Une fois de plus – mais ses références et son recours permanents aux grands mythes de l’humanité le rendent souvent incontournable –, Tolkien est le premier auquel on pense lorsque l’on fait référence à un métal légendaire. Le mithril (éclat gris, en sindarin) est en effet un excellent exemple d’unobtainium. Brillant comme de l’argent mais ne se ternissant pas, extrêmement résistant, il est employé autant pour des ornements magiques (Nenya, l’anneau de Galadriel) que pour des éléments d’armure (la cotte de mailles de Bilbo, qu’il transmet ensuite à Frodon, ou les heaumes des gardes de Minas Tirith).
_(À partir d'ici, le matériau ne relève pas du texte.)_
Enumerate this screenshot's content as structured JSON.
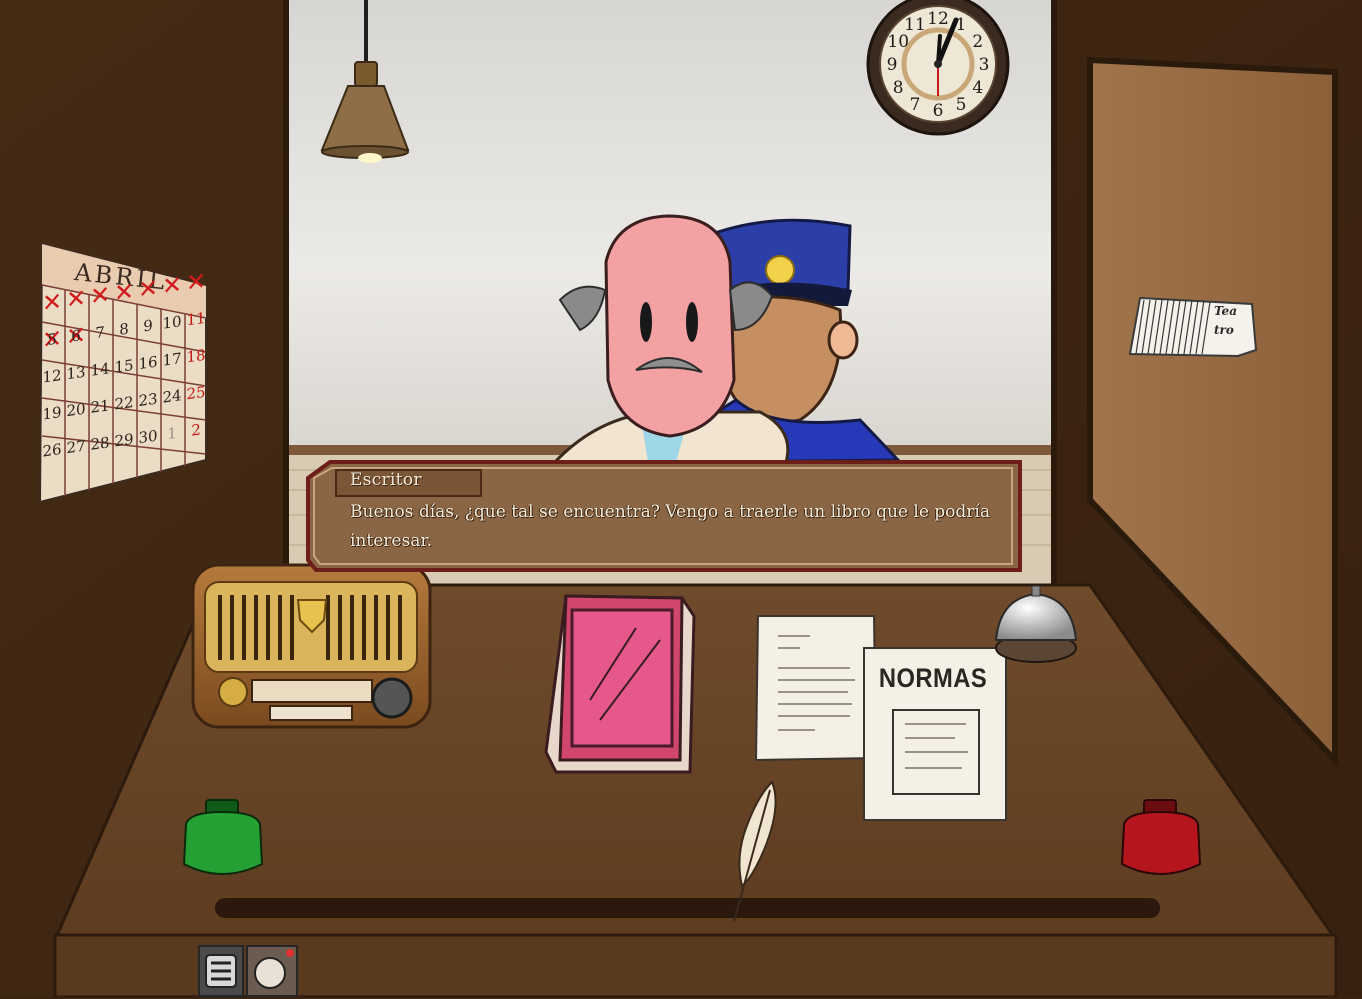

Mais un autre unobtainium connait une existence remarquable : l’orichalque. Signalé dans plusieurs textes antiques (Le bouclier d’Héraclès, attribué au même Hésiode ; le second Hymne homérique à Aphrodite), il est décrit par Platon comme un métal employé par les Atlantes, dans le Critias. Francis Bacon, en 1624, en parle dans La nouvelle Atlantide, selon une figure reprise ensuite par Pierre Benoît en 1919 (L’Atlantide), puis Juliette Benzoni en 2009 (L’anneau d’Atlantide). On le retrouve également dans plusieurs épisodes de la série Harry Dickson, de Jean Ray, ou dans Le cycle de Pendragon, de Stephen Lawhead. Côté bandes-dessinées aussi, l’orichalque fait également recette : on le retrouve ainsi mentionné dans Le maître de l’atome (série Lefranc, de Jacques Martin), dans Le spectre de Carthage (série Alix, du même Jacques Martin), ou dans L’énigme de l’Atlantide (série Blake et Mortimer, d’Edgar P. Jacobs). Enfin, l’Ouroboros, bague qui apparaît à plusieurs reprises dans la série Thorgal, est constituée d’orichalque.

L’univers Marvel est également riche en unobtainium. Le bouclier de Captain America est en partie constitué de vibranium de Wakanda ; il existe aussi une autre variante de vibranium, le vibranium de l’Antarctique ; l’uru, qui entre dans la composition de la lance d’Odin, Gungnir, ou du marteau de Thor, Mjölnir.

Mention spéciale pour l’adamantium, qui apparaît également dans l’univers Marvel, dans lequel il est le métal le plus résistant de tous les unobtainium. Mais on le retrouve également dans Coup de tabac, de Terry Pratchett (dans le cycle Les annales du disque-monde) et équipant Drizzt Do’Urden, l’elfe noir du cycle Les royaumes oubliés, de Robert Anthony Salvatore. Et même si ce ne sont pas des livres, nous ne pouvons pas ne pas signaler que l’adamantium apparaît dans deux jeux vidéos, Baldur’s Gate d’une part, et Neverwinter Nights (ce second étant particulièrement cher à Fabien Cerutti, l’auteur du Bâtard de Kosigan).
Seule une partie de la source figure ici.